Rosa Candida de Auður Ava Ólafsdóttir

« Mère et fille vont arriver dans cinq jours. Qu’est-ce qui m’a pris d’accepter de prendre l’enfant ? Qu’est-ce qui m’est passé par la tête ? Je suis là, en train d’organiser un jardin de rêve où littéralement tout ce qui est mis en terre pousse et se développe, et j’essaie de mettre de l’ordre dans ma vie. Bien que je sois son père, j’ignore ce qui est le mieux pour l’enfant ; je ne sais même pas ce qui est le mieux pour moi. On peut dire qu’un gosse m’est tombé dessus avant que j’aie pu décider si j’en aurai ou pas.
Je décide d’aller au jardin plus tard que d’habitude et de me faire couper les cheveux ; pendant ce temps-là, j’essaierai de repenser ma vie. […] je pense à Anna que j’ai vue pour la dernière fois l’espace de dix minutes, il y a deux mois à peine, quand je suis venu lui dire au revoir dans l’entrée, et la fois d’avant à la maternité. […] En vérité, je serais bien en peine de décrire la mère de mon enfant de manière à ce qu’un inconnu puisse la reconnaître. […] Au lieu de cela, j’essaie de récapituler ce que je suis seul à détenir : la lumière dans la serre et le corps orné d’un motif de feuilles. »

En route pour une ancienne roseraie du continent, avec dans ses bagages deux ou trois boutures de Rosa candida, Arnljótur part sans le savoir à la rencontre d’Anna et de sa petite fille, là-bas, dans un autre éden, oublié du monde et gardé par un moine cinéphile.

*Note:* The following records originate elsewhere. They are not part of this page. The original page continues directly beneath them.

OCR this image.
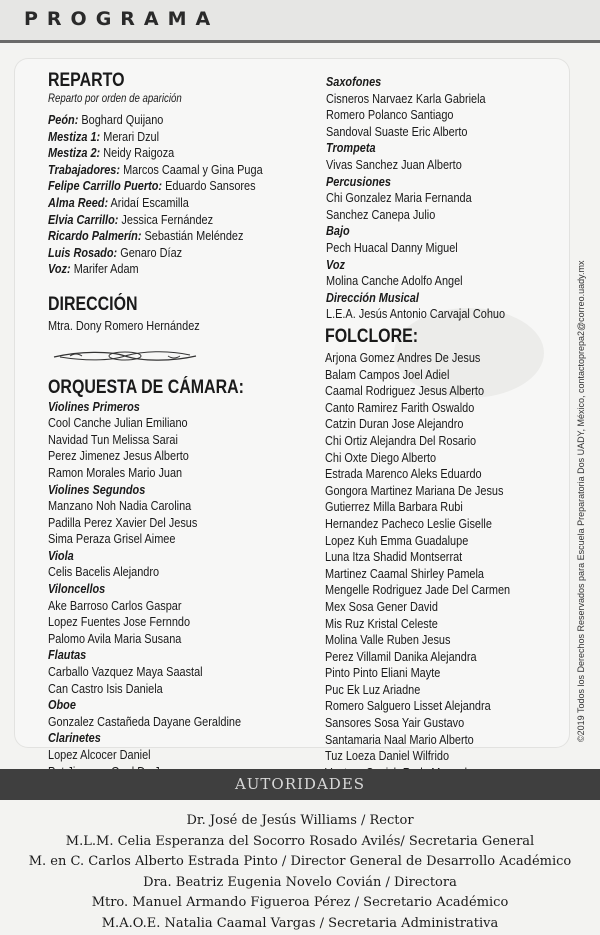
PROGRAMA
REPARTO
Reparto por orden de aparición
Peón: Boghard Quijano
Mestiza 1: Merari Dzul
Mestiza 2: Neidy Raigoza
Trabajadores: Marcos Caamal y Gina Puga
Felipe Carrillo Puerto: Eduardo Sansores
Alma Reed: Aridaí Escamilla
Elvia Carrillo: Jessica Fernández
Ricardo Palmerín: Sebastián Meléndez
Luis Rosado: Genaro Díaz
Voz: Marifer Adam
DIRECCIÓN
Mtra. Dony Romero Hernández
ORQUESTA DE CÁMARA:
Violines Primeros
Cool Canche Julian Emiliano
Navidad Tun Melissa Sarai
Perez Jimenez Jesus Alberto
Ramon Morales Mario Juan
Violines Segundos
Manzano Noh Nadia Carolina
Padilla Perez Xavier Del Jesus
Sima Peraza Grisel Aimee
Viola
Celis Bacelis Alejandro
Viloncellos
Ake Barroso Carlos Gaspar
Lopez Fuentes Jose Fernndo
Palomo Avila Maria Susana
Flautas
Carballo Vazquez Maya Saastal
Can Castro Isis Daniela
Oboe
Gonzalez Castañeda Dayane Geraldine
Clarinetes
Lopez Alcocer Daniel
Saxofones
Cisneros Narvaez Karla Gabriela
Romero Polanco Santiago
Sandoval Suaste Eric Alberto
Trompeta
Vivas Sanchez Juan Alberto
Percusiones
Chi Gonzalez Maria Fernanda
Sanchez Canepa Julio
Bajo
Pech Huacal Danny Miguel
Voz
Molina Canche Adolfo Angel
Dirección Musical
L.E.A. Jesús Antonio Carvajal Cohuo
FOLCLORE:
Arjona Gomez Andres De Jesus
Balam Campos Joel Adiel
Caamal Rodriguez Jesus Alberto
Canto Ramirez Farith Oswaldo
Catzin Duran Jose Alejandro
Chi Ortiz Alejandra Del Rosario
Chi Oxte Diego Alberto
Estrada Marenco Aleks Eduardo
Gongora Martinez Mariana De Jesus
Gutierrez Milla Barbara Rubi
Hernandez Pacheco Leslie Giselle
Lopez Kuh Emma Guadalupe
Luna Itza Shadid Montserrat
Martinez Caamal Shirley Pamela
Mengelle Rodriguez Jade Del Carmen
Mex Sosa Gener David
Mis Ruz Kristal Celeste
Molina Valle Ruben Jesus
Perez Villamil Danika Alejandra
Pinto Pinto Eliani Mayte
Puc Ek Luz Ariadne
Romero Salguero Lisset Alejandra
Sansores Sosa Yair Gustavo
Santamaria Naal Mario Alberto
Tuz Loeza Daniel Wilfrido
©2019 Todos los Derechos Reservados para Escuela Preparatoria Dos UADY, México, contactoprepa2@correo.uady.mx
AUTORIDADES
Dr. José de Jesús Williams / Rector
M.L.M. Celia Esperanza del Socorro Rosado Avilés/ Secretaria General
M. en C. Carlos Alberto Estrada Pinto / Director General de Desarrollo Académico
Dra. Beatriz Eugenia Novelo Covián / Directora
Mtro. Manuel Armando Figueroa Pérez / Secretario Académico
M.A.O.E. Natalia Caamal Vargas / Secretaria Administrativa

Depuis la parution de Miss Islande, j’étais bien tentée de découvrir cette plume islandaise dont j’avais lu beaucoup de bien : des chroniques qui avaient éveillé ma curiosité, une chaude recommandation de ma petite sœur qui m’a touchée, le tout associé à une maison d’éditions toujours pleine de belles promesses. Puis un passage dans une petite librairie bretonne à Morlaix (Les Déferlantes) a fini de me convaincre et me voilà avec entre les mains une histoire de moines, de roses, de cinéma, de paternité et de maternité, dans un pays continental quelque peu énigmatique.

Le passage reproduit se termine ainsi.